Surpassing the 2.62 million vehicles the company sold last year in the U.S. — its biggest market — would be difficult, executive vice-president Tokuichi Uranishi told a shareholders meeting Tuesday, according to Toyota spokesman Paul Nolasco.
Toyota said in December that it was hoping to sell 2.64 million vehicles in America in 2008 and predicted a five per cent jump in global sales to 9.85 million because of strong sales in emerging markets such as China and Russia.
Toyota Motor Corp. will review its sales targets in July, as it does every year.
Through the first half of June, total auto sales in the U.S. were running at an annualized rate of about 12.5 million, according to J.D. Power & Associates. It was the lowest level in decades and a huge drop from the year-earlier annualized rate of 16.3 million vehicles.
Uranishi projected that total U.S. auto sales could slip under 15 million this year, Nolasco said.

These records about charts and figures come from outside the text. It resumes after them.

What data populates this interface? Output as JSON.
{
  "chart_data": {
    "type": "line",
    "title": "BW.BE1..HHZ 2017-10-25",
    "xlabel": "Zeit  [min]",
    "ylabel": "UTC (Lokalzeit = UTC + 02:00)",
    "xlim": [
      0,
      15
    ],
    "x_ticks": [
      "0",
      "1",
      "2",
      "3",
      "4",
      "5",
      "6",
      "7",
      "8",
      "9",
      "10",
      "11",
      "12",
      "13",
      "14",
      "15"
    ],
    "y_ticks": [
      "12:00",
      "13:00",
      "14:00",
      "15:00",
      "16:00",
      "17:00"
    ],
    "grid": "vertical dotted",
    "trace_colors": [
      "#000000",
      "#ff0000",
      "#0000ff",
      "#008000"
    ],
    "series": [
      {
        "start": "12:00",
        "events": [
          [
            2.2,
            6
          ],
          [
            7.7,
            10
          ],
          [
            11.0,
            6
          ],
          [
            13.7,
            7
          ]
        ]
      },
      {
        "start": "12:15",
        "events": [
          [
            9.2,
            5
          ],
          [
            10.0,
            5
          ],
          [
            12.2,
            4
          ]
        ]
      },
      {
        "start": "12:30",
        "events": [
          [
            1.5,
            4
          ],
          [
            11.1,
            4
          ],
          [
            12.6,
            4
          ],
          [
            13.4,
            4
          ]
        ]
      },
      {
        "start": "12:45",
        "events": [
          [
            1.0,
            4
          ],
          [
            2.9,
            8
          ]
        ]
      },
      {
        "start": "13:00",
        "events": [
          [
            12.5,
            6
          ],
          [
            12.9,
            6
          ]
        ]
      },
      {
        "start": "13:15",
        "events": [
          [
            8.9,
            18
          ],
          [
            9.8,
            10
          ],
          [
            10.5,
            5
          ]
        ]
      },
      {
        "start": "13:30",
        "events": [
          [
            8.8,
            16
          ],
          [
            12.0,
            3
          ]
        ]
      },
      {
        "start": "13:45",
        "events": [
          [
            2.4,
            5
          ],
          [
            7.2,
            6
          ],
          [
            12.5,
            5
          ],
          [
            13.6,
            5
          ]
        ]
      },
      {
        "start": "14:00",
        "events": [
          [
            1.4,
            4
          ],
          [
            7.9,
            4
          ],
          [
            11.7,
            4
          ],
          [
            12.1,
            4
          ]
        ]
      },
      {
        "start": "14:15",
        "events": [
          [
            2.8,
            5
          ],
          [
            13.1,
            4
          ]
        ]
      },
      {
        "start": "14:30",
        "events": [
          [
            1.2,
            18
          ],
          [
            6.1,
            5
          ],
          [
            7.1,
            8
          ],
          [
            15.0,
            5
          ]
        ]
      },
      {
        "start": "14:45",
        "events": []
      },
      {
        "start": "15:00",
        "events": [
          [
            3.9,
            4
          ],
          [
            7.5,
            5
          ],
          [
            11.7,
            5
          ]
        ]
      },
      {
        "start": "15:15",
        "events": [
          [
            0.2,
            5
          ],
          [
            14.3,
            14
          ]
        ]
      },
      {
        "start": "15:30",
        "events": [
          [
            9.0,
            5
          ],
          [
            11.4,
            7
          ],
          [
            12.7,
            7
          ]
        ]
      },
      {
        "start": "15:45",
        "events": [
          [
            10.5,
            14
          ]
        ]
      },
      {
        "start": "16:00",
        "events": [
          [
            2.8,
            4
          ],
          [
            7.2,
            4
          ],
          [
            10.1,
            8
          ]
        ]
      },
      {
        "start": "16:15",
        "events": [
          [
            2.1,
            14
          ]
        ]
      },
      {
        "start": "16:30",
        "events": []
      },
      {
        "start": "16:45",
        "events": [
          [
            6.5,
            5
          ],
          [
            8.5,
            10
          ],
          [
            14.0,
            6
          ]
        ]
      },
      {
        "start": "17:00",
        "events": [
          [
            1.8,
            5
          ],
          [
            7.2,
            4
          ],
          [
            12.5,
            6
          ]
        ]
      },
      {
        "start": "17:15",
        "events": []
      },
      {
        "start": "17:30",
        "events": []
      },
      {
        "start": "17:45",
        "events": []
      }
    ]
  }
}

Last week, Ford Motor Co. said industrywide sales could drop as low as 14.4 million for the year, which would be the lowest in 13 years, according to Ward's AutoInfoBank.
With buyers fleeing to smaller, more fuel-efficient cars, demand has soared for Toyota's gasoline-electric hybrid models. Still, their popularity has been unable to fully insulate the Japanese carmaker from a drop-off in sales of larger vehicles.
Toyota announced recently a slowdown in production of large pickup trucks and sport utility vehicles at plants in Texas and Indiana.
The shift in consumer preference has hit Toyota's American-based rivals especially hard.
General Motors Corp. said Monday that it would further cut SUV and pickup-truck production, on top of its announcement earlier this month that it will close four North American plants by 2010, including one in Oshawa, Ont.
GM also plans to offer zero-interest financing to clear out inventories of some 2008 pickups and SUVs.
Ford announced cuts Friday at seven pickup truck and SUV factories for the remainder of the year. It now plans to produce 475,000 vehicles in the third quarter, 25 per cent fewer than in the same period last year.